A friend of mine has a photographic project called "Morning Coffee." Each morning, before the rest of the world wakes up, he ventures down with his morning coffee and photographs the stillness of the wild sea. His photographs capture the power of the sea and the sheer magnitude of the day breaking. It's a moment most people enjoy sleeping through, but one that is, without doubt, one of the most peaceful moments of our day.
Out here, in the middle of the Bay of Bengal, you don't have the luxury of sleeping in, so most of us have the treat of enjoying this rare moment. As the sun rises offshore, you can't help but feel small as you are mesmerised by the sun peeking out over the horizon. Here, this close to the equator, with no trees nor building obstructing your view, the sun is huge!
As Sally helmed in the sunrise pressure she couldn't look away - it's pretty amazing. Though not normally a morning person, one of Sally's favorite things to do is watch the sunrise with a good coffee. Though she doesn't have a steaming cup of coffee, she does have a wheel, which isn't half bad either.
Some mornings are quite peaceful and you generally get to enjoy the start the day. Other mornings you are so busy that you hardly notice the sun.
This was the case yesterday morning.
The good news is that we caught back up to Alvimedica and saw the boys on the horizon just before sunset. And, as I type, Alvimedica is back on AIS (a ship tracker) after disappearing last night--that's good news too.
Also good that at the 0100 position report we were the 2nd fastest boat and most of the fleet was in light winds, giving us another reason to smile.

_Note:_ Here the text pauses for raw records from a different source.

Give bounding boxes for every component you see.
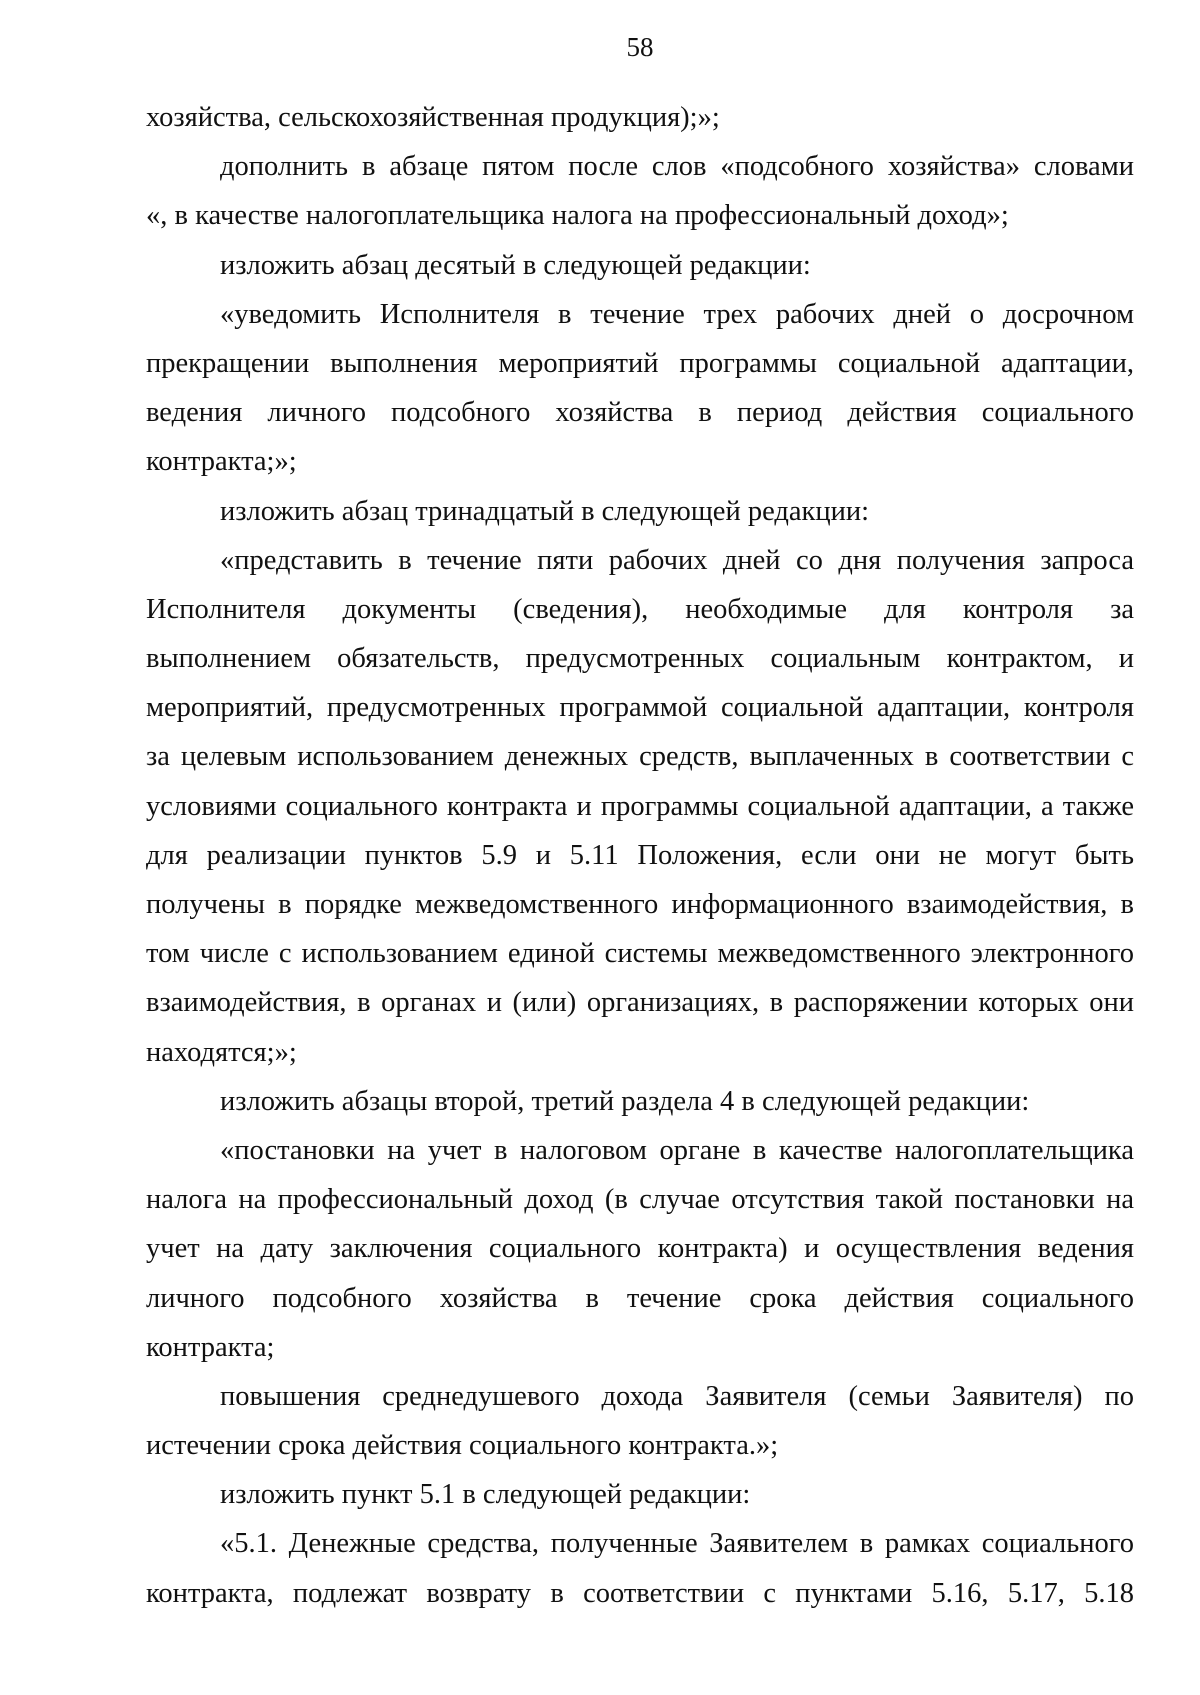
text-line: «, в качестве налогоплательщика налога на профессиональный доход»; — [146, 200, 1009, 232]
document-body — [146, 93, 1134, 1618]
text-line: Исполнителя документы (сведения), необходимые для контроля за — [146, 593, 1134, 625]
text-line: контракта, подлежат возврату в соответствии с пунктами 5.16, 5.17, 5.18 — [146, 1577, 1134, 1609]
text-line: «5.1. Денежные средства, полученные Заявителем в рамках социального — [220, 1528, 1134, 1560]
text-line: хозяйства, сельскохозяйственная продукция);»; — [146, 102, 720, 133]
text-line: изложить абзац тринадцатый в следующей редакции: — [220, 495, 870, 527]
text-line: ведения личного подсобного хозяйства в период действия социального — [146, 397, 1134, 429]
text-line: выполнением обязательств, предусмотренных социальным контрактом, и — [146, 643, 1134, 675]
text-line: истечении срока действия социального контракта.»; — [146, 1430, 779, 1462]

Our final piece of good news is that we bought a sewing machine along for the ride. While it was definitely a questionable item on the list back at shore, I think we're all happy it's with us.
Only bad thing is that we needed the sewing machine last night as we had a bit of a struggle in a few clouds that lost us some of the valuable miles gained during the day. The silver lining is the clouds were not as bad as they could have been as Alvimedica was struggling through them before us.
As most things happen, it was dark, so the exact chain of events to how the Mast Head Zero ripped is not quite clear. However, it wasn't a simple small tear--it actually takes up quite a large area--and it was pretty ugly. Fortunately we have our team sail maker, Stacey Jackson - another thing to be happy about.
But last night was not just about Stacey sewing the sail for hours. Over the course of the night the whole team really came together to make sure that when dawn broke, any miles lost would not sting.
The whole process of repairing the sail and getting it back in the air involves everyone. Stacey knows that not many people can actually be involved in repairing the sail, but instead they are out covering for her on deck when they should be 'off watch'. Teamwork is a massive part of what we've just done.
The sail repair really set the bar high yesterday as far the excitement level is concerned. After that, we saw a little bit of everything. We dodged thunderstorms, changed sails, enjoyed fast winds, and then tried not to pull our hair out as we sailed through little wind.
We sailed upwind for most of the day, sometimes there was a bit of water on deck and sometimes there wasn't. Actually, I think Abby encountered the most water when she ran to the bow to finish packing the FR0 up.
It wasn't until later in the day when the breeze began to ramp up and we were sailing full up-wind mode, which isn't exactly the most comfortable point of sail. Down below it's a bit of a challenge to walk around--we're back living at 30 degrees of heel.
Despite a less than comfortable life down below, we're all pretty excited for the next couple of days. Around 2100 tonight we're due to reach the top of Sumatra (finally!) and begin our journey through the Malacca Straits. The Malacca Straits are like a busy marine highway and we have a narrow path to scoot through, which also includes fishing boats and shallow waters.
This will be one of the last remaining chances to make gains on the fleet before we all make the final run to Sanya up the South China Sea. It will be a place where other's misfortunates become our gains, which to some extent is a bit of shame, however it just proves that this leg has mostly been about luck more than anything else. Fingers crossed it's just not us!